ActualitéArchives

Dette record : Sénégal Airlines vers un crash

Bientôt, les avions de la compagnie Sénégal Airlines ne voleront plus dans le ciel. En effet, la situation de la compagnie est désastreuse avec un gouffre financier de 60 milliards FCFA en termes de dettes. Pis, un seul avion est opérationnel. Compte rendu d’une descente aux enfers à petit feu.

C’est dans un profond gouffre financier que se trouve actuellement Sénégal-Airlines. Elle traîne une dette de 60 milliards FCFA et pour ne rien arranger les travailleurs de la boite courent derrière 4 mois d’arriérés de salaires. Ces derniers sont dans une précarité. Ils courent derrière quatre mois d’arriérés de salaire. Il s’agit des salaires des mois de décembre, janvier, février et le 13ème mois. Sur le plan des flottes, un seul avion est opérationnel. Il s’agit de Dash Q400 qui dessert la ligne Conakry-Nouakchott-Bissau-Ziguinchor et Cap Skirring. La deuxième flotte qui survolait Abidjan-Accra-Libreville est immobilisée parce qu’elle n’est plus rentable. Autant de conditions qui font qu’il sera difficile pour le gouvernement de redonner le souffle à la (seule) compagnie nationale. Pire, d’après des spécialistes, juridiquement, Sénégal Airlines ne devait plus exister en vertu des textes qui régissent l’UEMOA en matière d’aviation civile interdisant l’aide publique aux entreprises.
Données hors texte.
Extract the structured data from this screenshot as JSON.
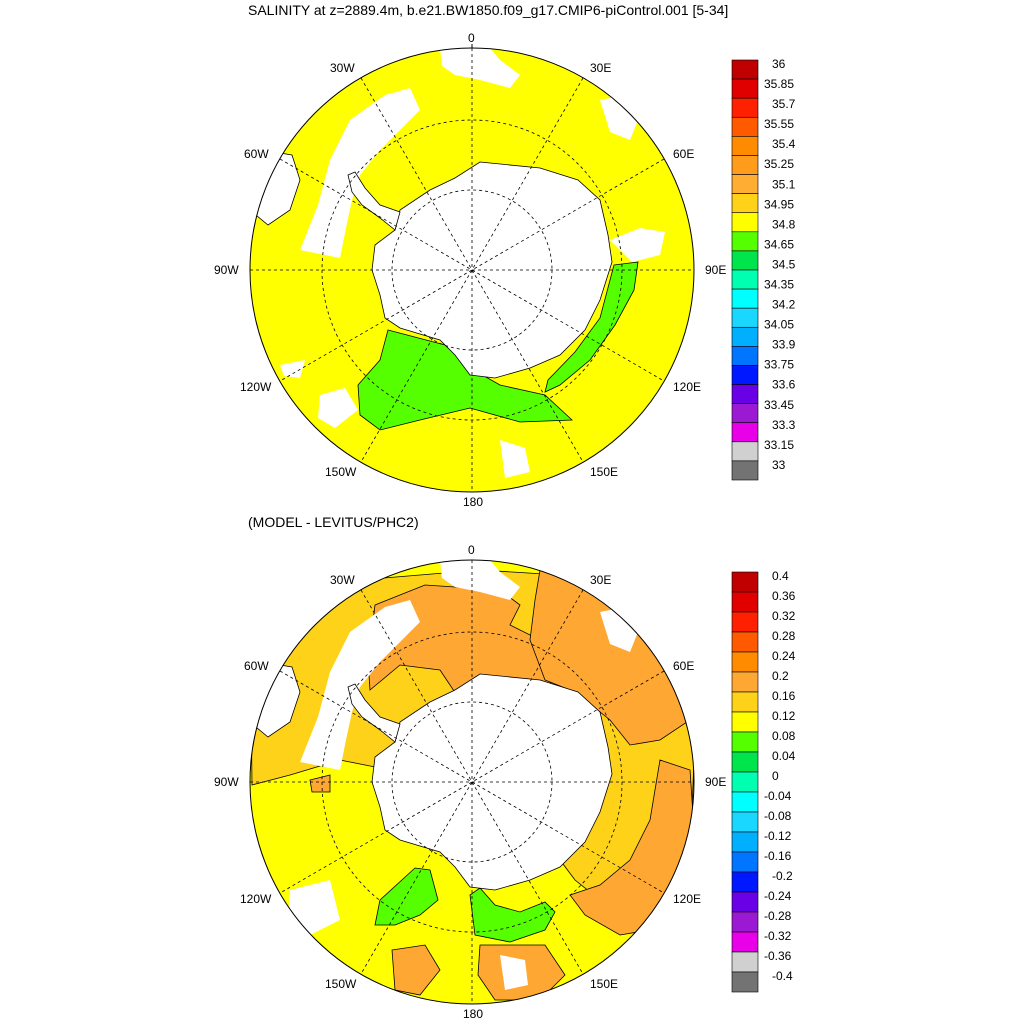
{
  "map_top": {
    "title": "SALINITY at z=2889.4m, b.e21.BW1850.f09_g17.CMIP6-piControl.001 [5-34]",
    "lon_labels": {
      "n": "0",
      "nw30": "30W",
      "ne30": "30E",
      "nw60": "60W",
      "ne60": "60E",
      "w90": "90W",
      "e90": "90E",
      "sw120": "120W",
      "se120": "120E",
      "sw150": "150W",
      "se150": "150E",
      "s": "180"
    },
    "colorbar_labels": [
      "36",
      "35.85",
      "35.7",
      "35.55",
      "35.4",
      "35.25",
      "35.1",
      "34.95",
      "34.8",
      "34.65",
      "34.5",
      "34.35",
      "34.2",
      "34.05",
      "33.9",
      "33.75",
      "33.6",
      "33.45",
      "33.3",
      "33.15",
      "33"
    ],
    "colorbar_colors": [
      "#c00000",
      "#e00000",
      "#ff2000",
      "#ff5a00",
      "#ff8c00",
      "#ff9c1c",
      "#ffad33",
      "#ffd21a",
      "#ffff00",
      "#55ff00",
      "#00e44c",
      "#00ffb0",
      "#00ffff",
      "#1ad7ff",
      "#00b0ff",
      "#0075ff",
      "#0018ff",
      "#6a00e6",
      "#9c19d4",
      "#e800e8",
      "#d0d0d0",
      "#737373"
    ]
  },
  "map_bottom": {
    "title": "(MODEL - LEVITUS/PHC2)",
    "lon_labels": {
      "n": "0",
      "nw30": "30W",
      "ne30": "30E",
      "nw60": "60W",
      "ne60": "60E",
      "w90": "90W",
      "e90": "90E",
      "sw120": "120W",
      "se120": "120E",
      "sw150": "150W",
      "se150": "150E",
      "s": "180"
    },
    "colorbar_labels": [
      "0.4",
      "0.36",
      "0.32",
      "0.28",
      "0.24",
      "0.2",
      "0.16",
      "0.12",
      "0.08",
      "0.04",
      "0",
      "-0.04",
      "-0.08",
      "-0.12",
      "-0.16",
      "-0.2",
      "-0.24",
      "-0.28",
      "-0.32",
      "-0.36",
      "-0.4"
    ],
    "colorbar_colors": [
      "#c00000",
      "#e00000",
      "#ff2000",
      "#ff5a00",
      "#ff8c00",
      "#ffa733",
      "#ffd21a",
      "#ffff00",
      "#55ff00",
      "#00e44c",
      "#00ffb0",
      "#00ffff",
      "#1ad7ff",
      "#00b0ff",
      "#0075ff",
      "#0018ff",
      "#6a00e6",
      "#9c19d4",
      "#e800e8",
      "#d0d0d0",
      "#737373"
    ]
  },
  "colors": {
    "ocean_top": "#ffff00",
    "ocean_bottom_base": "#ffff00",
    "anomaly_light": "#ffd21a",
    "anomaly_orange": "#ffa733",
    "green": "#55ff00",
    "land": "#ffffff",
    "outline": "#000000"
  }
}
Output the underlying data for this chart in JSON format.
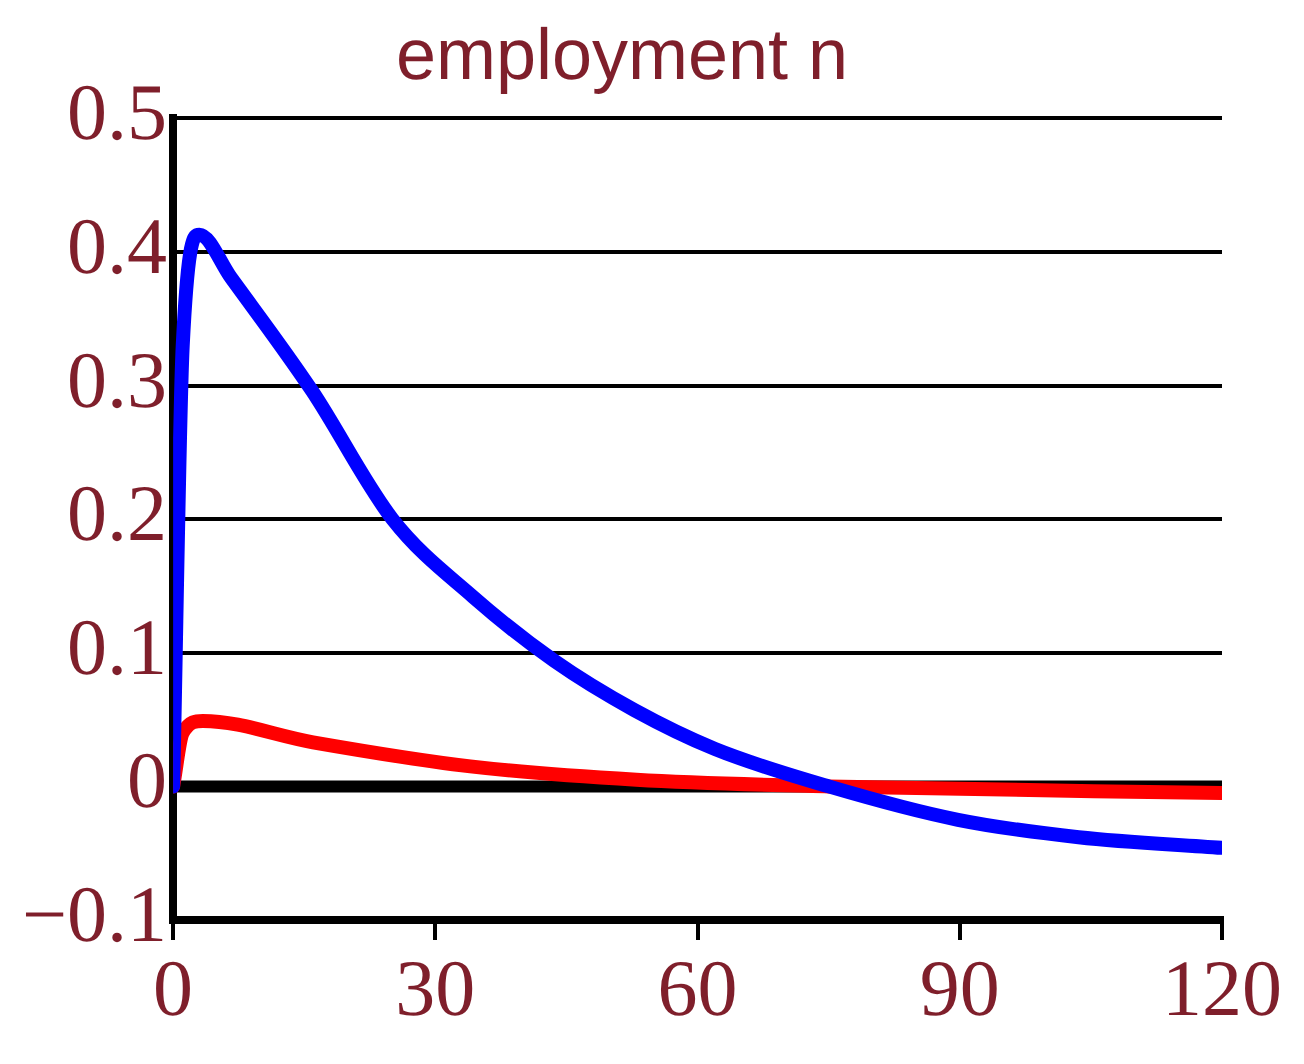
{
  "chart_data": {
    "type": "line",
    "title": "employment n",
    "x": [
      0,
      1.1,
      3,
      6.6,
      15.9,
      25.1,
      34.3,
      43.6,
      52.8,
      62,
      75,
      89.8,
      103.6,
      120
    ],
    "series": [
      {
        "color": "#0000ff",
        "values": [
          0,
          0.33,
          0.413,
          0.381,
          0.296,
          0.2,
          0.142,
          0.094,
          0.057,
          0.028,
          0,
          -0.025,
          -0.038,
          -0.046
        ]
      },
      {
        "color": "#ff0000",
        "x": [
          0,
          1.1,
          3.4,
          16,
          34,
          53,
          75,
          120
        ],
        "values": [
          0,
          0.04,
          0.049,
          0.033,
          0.015,
          0.005,
          0,
          -0.005
        ]
      }
    ],
    "xlim": [
      0,
      120
    ],
    "xticks": [
      0,
      30,
      60,
      90,
      120
    ],
    "ylim": [
      -0.1,
      0.5
    ],
    "yticks": [
      -0.1,
      0,
      0.1,
      0.2,
      0.3,
      0.4,
      0.5
    ],
    "grid": "y",
    "legend": false,
    "marker": "none",
    "line_style": "solid",
    "ref_lines": [
      {
        "axis": "y",
        "value": 0,
        "color": "#000000"
      }
    ]
  }
}
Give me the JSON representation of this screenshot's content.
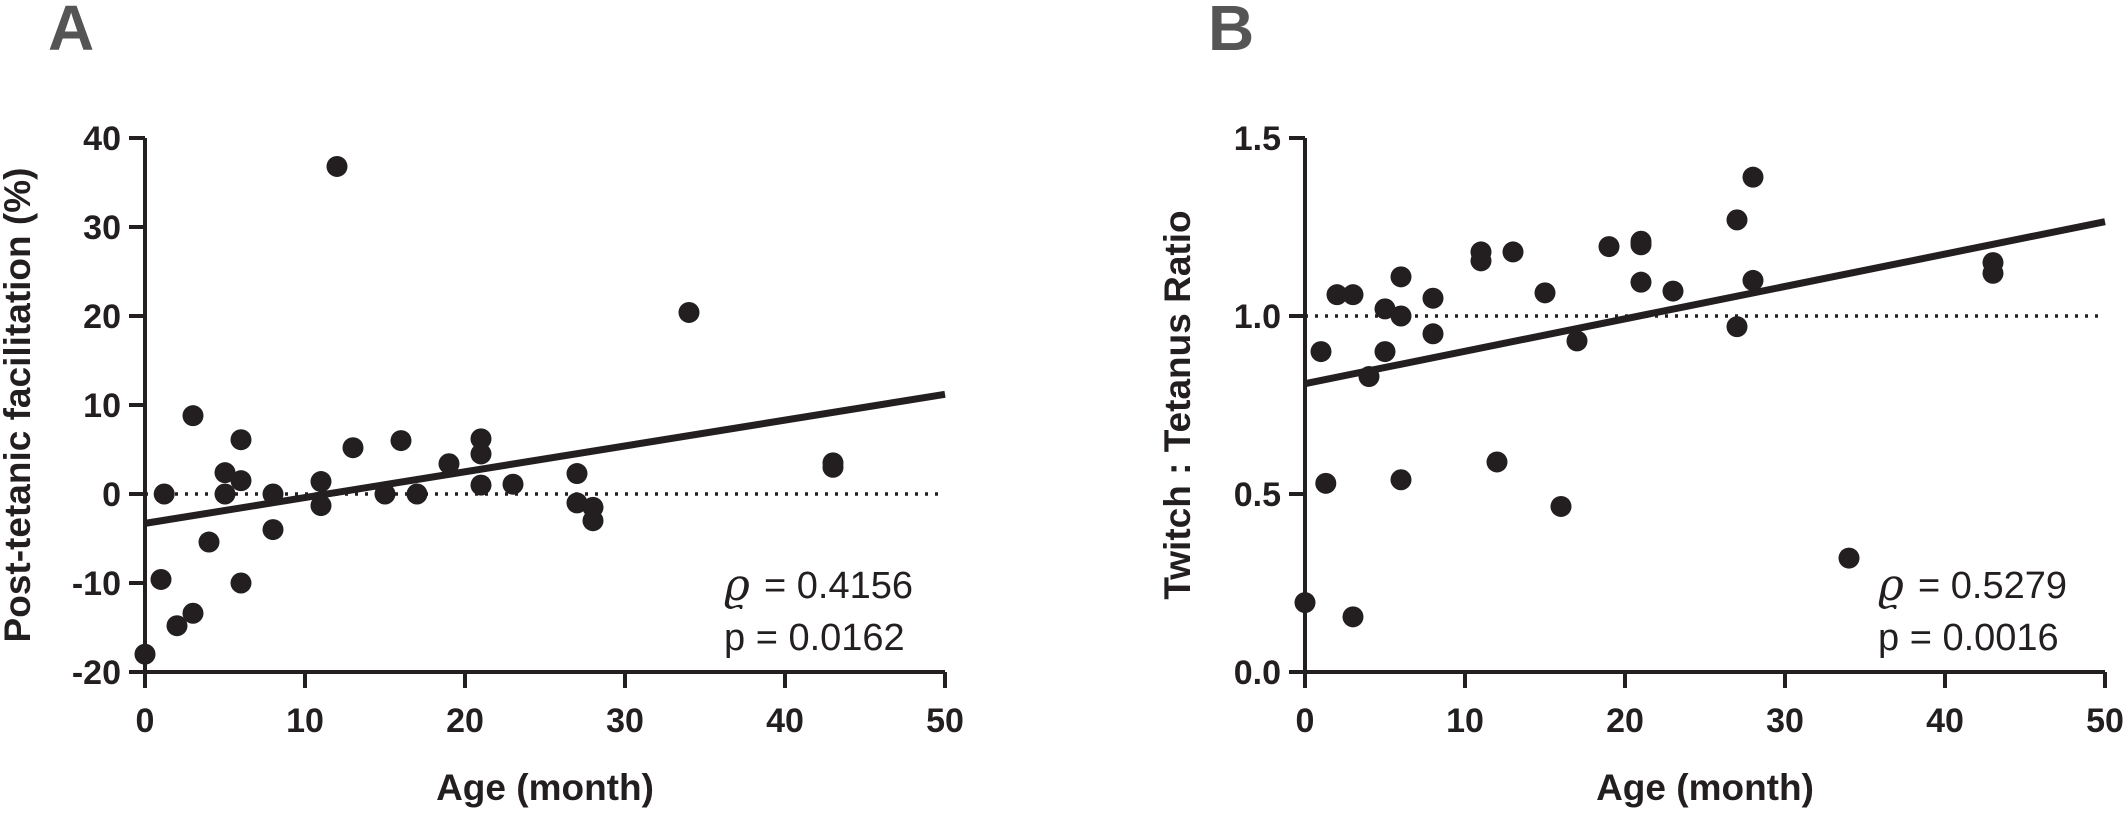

Or depuis tout le temps, Sénégal-Airlines baigne dans cette mouvance avec une perfusion à outrance. Un fait qui pousse les spécialistes à se poser des questions sur la personnalité juridique de la compagnie dont le capital se détermine comme qui suit : 64% appartiennent à des privés, 31% pour l’Etat, et 5% pour le personnel. Mais un vent nouveau souffle et l’espoir d’une renaissance est permis. Récemment, au terme d’une audience avec de potentiels repreneurs, le chef de l’Etat a promis d’assister la compagnie qui emploie 200 personnes. Ces dernières plaident pour une perfusion de l’Etat. « Au lieu de ramener Emirates qui n’est pas philanthropique, l’Etat doit sauver Sénégal Airlines, indique un travailleur sous le couvert de l’anonymat. Il est bon d’avoir une compagnie aérienne battant pavillon sénégalais, mais il faut respecter les normes communautaires cependant. On peut bien créer une compagnie nationale et ouvrir le capital au privé national ». Du côté de Sénégal Airlines, on se serre les coudes pour sortir de l’orage sain et sauf. A en croire le directeur commercial de la compagnie, l’heure est à remobilisation : »nous nous attelons à sauver la compagnie conformément au souhait du chef de l’Etat que vous avez entendu récemment à ce sujet », coupe-t-il court.